In C++ I think we can provide some nicer syntax which preserves the syntactic illusion of array access.
I think this is going to be sufficient as an MVP, but there’s one caveat: SIMD. You can indeed have an array of i128 values, but you can only access that array’s elements as i128; worse, you can’t load multiple data from an i8 array as i128 or even i32.
Compare this to to the memory control proposal, which instead proposes to map buffers to non-default memories. In WebAssembly, you can in theory (and perhaps soon in practice) have multiple memories. The easiest way I can see on the toolchain side is to use the address space feature in clang:
void process(uint8_t *array __attribute__((address_space(42))), size_t len) { uint32_t sum; for (size_t idx = 0; i < len; i++) sum += array[idx]; // ... }
How exactly to plumb the mapping between address spaces which can only be specified by number from the front-end to the back-end is a little gnarly; really you’d like to declare the set of address spaces that a compilation unit uses symbolically, and then have the linker produce a final allocation of memory indices. But I digress, it’s clear that with this solution we can use SIMD instructions to load multiple bytes from memory at a time, so it’s a winner with respect to accessing GC arrays.
Or is it? Perhaps there could be SIMD extensions for packed GC arrays.

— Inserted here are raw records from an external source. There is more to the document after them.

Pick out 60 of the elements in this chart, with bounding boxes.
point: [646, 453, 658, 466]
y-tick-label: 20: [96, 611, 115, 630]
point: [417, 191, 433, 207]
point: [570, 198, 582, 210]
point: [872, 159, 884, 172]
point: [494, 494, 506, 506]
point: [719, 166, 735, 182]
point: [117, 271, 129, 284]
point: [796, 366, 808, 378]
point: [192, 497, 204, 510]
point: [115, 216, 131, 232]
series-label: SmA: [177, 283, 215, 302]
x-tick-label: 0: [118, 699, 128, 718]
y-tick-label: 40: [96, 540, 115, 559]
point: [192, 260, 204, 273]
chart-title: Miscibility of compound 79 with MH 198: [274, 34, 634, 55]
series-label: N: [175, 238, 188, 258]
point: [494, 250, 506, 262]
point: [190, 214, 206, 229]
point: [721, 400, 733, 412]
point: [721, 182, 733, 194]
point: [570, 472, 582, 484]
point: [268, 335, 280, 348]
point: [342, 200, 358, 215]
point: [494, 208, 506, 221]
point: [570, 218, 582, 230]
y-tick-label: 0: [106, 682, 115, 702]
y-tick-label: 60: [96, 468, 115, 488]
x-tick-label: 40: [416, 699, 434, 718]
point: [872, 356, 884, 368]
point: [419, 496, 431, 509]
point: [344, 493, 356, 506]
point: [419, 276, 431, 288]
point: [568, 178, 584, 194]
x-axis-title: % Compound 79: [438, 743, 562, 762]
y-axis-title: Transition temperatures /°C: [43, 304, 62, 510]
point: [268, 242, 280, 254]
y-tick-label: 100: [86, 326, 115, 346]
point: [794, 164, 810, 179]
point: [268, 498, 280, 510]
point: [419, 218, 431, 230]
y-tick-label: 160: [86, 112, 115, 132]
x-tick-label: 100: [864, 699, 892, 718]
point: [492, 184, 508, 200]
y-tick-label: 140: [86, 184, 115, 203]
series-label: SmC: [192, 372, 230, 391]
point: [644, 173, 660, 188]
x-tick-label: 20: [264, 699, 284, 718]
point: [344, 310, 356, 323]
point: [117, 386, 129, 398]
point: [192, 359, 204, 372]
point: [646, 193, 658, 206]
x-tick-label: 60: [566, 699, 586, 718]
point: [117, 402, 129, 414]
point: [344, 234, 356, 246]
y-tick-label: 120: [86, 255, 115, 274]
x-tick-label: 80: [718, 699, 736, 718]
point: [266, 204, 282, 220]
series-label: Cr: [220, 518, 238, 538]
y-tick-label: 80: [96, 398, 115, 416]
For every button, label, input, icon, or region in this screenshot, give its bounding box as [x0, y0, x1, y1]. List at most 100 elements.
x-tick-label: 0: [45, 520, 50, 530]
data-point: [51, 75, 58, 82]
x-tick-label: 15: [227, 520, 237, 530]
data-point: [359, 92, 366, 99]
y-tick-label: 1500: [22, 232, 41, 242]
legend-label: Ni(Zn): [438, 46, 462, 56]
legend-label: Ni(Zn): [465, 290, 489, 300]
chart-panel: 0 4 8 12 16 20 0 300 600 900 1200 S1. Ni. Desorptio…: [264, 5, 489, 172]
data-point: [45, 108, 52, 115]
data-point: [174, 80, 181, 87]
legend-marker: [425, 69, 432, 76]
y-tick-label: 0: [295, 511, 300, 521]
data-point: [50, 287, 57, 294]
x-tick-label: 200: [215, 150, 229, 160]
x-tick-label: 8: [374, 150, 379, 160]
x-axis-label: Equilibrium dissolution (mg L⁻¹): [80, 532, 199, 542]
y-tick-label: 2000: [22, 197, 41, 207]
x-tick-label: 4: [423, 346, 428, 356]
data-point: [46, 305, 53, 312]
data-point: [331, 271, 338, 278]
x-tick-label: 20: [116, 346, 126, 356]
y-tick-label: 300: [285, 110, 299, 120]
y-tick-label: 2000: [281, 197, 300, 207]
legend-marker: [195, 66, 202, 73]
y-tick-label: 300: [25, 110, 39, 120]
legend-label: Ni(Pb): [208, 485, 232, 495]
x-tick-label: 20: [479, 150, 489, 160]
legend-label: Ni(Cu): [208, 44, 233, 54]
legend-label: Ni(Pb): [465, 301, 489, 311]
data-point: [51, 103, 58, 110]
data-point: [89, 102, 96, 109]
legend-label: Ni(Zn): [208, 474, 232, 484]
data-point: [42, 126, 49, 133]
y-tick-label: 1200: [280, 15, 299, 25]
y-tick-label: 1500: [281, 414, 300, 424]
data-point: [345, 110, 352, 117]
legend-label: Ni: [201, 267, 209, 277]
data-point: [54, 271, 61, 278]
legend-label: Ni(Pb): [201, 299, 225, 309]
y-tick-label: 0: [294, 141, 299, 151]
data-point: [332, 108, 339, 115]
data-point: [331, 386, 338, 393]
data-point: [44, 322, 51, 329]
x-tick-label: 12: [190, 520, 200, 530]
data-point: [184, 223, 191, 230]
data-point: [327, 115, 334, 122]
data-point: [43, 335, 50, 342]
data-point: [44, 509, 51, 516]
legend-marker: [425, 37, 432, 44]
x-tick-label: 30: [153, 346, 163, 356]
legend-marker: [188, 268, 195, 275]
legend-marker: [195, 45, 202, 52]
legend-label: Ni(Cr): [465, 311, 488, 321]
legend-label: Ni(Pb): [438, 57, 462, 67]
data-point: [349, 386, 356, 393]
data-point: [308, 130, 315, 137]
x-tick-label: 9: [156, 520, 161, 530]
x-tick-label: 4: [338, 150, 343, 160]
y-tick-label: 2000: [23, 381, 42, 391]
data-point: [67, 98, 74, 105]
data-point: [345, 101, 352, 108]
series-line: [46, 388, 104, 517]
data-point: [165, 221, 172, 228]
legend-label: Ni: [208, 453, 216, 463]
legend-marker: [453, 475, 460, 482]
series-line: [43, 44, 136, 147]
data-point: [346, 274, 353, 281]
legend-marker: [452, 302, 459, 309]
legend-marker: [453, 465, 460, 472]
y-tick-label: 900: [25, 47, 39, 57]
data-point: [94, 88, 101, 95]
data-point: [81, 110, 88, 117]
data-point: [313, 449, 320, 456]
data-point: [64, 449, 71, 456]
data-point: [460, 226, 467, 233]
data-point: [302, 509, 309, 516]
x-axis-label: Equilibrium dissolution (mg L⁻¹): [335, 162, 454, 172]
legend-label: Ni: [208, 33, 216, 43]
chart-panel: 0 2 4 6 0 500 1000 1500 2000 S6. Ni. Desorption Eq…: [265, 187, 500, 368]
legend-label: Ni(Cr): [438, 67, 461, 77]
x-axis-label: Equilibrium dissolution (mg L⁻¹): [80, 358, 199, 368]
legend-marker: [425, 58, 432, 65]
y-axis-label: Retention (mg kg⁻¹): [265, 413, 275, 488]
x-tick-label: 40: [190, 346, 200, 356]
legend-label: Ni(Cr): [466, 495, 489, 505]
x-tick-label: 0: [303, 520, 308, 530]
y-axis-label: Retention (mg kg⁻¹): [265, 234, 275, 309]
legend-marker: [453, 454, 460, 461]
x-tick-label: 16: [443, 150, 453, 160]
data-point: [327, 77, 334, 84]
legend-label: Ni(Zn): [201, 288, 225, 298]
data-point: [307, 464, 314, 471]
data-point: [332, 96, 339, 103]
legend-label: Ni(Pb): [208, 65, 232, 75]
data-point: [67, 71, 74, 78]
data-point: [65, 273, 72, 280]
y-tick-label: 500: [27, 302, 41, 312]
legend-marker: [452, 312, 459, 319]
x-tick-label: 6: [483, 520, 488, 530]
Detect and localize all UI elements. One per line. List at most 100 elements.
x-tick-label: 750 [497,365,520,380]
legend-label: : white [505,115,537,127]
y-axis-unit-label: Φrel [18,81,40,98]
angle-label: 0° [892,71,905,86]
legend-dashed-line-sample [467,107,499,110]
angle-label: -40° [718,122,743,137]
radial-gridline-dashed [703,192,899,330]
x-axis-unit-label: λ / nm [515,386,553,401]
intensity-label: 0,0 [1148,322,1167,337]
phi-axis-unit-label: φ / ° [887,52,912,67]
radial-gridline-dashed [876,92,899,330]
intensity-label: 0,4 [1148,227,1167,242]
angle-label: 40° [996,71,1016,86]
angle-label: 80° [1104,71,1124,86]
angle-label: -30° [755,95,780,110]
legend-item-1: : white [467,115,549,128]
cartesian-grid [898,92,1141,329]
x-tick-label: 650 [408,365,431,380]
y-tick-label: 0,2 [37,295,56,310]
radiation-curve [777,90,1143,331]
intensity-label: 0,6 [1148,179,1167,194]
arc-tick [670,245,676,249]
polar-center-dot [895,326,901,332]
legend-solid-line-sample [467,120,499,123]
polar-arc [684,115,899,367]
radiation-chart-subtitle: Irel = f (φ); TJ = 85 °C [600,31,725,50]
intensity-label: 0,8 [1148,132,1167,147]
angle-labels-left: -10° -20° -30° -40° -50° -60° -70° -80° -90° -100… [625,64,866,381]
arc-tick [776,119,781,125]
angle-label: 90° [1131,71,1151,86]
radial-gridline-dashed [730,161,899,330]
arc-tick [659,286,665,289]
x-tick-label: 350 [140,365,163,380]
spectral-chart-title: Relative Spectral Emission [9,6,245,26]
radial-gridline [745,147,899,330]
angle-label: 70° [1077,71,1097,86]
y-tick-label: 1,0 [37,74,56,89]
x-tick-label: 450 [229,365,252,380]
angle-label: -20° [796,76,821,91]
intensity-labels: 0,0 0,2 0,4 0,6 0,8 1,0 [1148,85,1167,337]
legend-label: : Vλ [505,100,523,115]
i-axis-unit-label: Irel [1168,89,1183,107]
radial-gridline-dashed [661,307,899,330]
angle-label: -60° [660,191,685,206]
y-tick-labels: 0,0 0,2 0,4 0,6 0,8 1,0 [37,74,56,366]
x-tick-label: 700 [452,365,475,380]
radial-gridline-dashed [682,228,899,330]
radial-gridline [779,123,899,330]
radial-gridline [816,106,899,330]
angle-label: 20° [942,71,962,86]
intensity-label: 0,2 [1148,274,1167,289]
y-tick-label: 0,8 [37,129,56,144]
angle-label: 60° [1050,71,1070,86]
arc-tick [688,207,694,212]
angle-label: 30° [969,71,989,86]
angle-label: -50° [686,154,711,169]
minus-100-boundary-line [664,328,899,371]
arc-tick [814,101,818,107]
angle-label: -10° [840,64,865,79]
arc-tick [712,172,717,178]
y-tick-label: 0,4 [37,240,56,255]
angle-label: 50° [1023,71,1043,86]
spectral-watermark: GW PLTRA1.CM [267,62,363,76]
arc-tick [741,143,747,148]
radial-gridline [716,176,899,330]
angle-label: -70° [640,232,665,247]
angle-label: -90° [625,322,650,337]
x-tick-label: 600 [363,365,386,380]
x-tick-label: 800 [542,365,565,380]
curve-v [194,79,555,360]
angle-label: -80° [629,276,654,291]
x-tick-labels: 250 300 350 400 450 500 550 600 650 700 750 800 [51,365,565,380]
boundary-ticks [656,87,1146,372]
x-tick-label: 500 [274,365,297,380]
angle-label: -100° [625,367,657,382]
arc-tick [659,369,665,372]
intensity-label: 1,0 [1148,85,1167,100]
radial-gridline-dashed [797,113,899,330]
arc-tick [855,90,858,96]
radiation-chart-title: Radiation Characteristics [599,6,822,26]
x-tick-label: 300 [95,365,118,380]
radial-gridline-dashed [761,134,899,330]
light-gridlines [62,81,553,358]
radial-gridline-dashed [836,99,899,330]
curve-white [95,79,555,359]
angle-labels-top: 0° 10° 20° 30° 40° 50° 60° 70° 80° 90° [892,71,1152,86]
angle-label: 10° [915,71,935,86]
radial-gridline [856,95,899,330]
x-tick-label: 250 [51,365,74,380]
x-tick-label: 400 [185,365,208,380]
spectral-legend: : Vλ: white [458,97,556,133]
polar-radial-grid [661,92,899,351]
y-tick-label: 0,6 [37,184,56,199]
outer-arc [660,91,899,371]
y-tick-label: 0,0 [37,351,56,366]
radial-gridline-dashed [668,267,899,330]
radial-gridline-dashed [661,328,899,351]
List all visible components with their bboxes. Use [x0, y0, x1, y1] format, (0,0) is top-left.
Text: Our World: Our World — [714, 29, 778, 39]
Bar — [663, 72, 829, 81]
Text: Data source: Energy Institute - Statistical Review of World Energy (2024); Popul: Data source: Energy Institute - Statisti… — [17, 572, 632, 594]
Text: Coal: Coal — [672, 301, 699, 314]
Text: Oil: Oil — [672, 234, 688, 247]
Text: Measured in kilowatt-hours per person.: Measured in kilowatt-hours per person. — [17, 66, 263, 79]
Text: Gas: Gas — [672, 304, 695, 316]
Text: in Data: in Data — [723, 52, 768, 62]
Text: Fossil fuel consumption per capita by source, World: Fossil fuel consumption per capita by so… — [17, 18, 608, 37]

I think it makes sense, but it’s a fair amount of (admittedly somewhat mechanical) specification and implementation work.
& future
In some future bloggies we’ll talk about how we will declare new reference types: first some basics, then some more integrated visions for reference types and C++. Lots going on, and this is just a brain-dump of the current state of things; thoughts are very much welcome.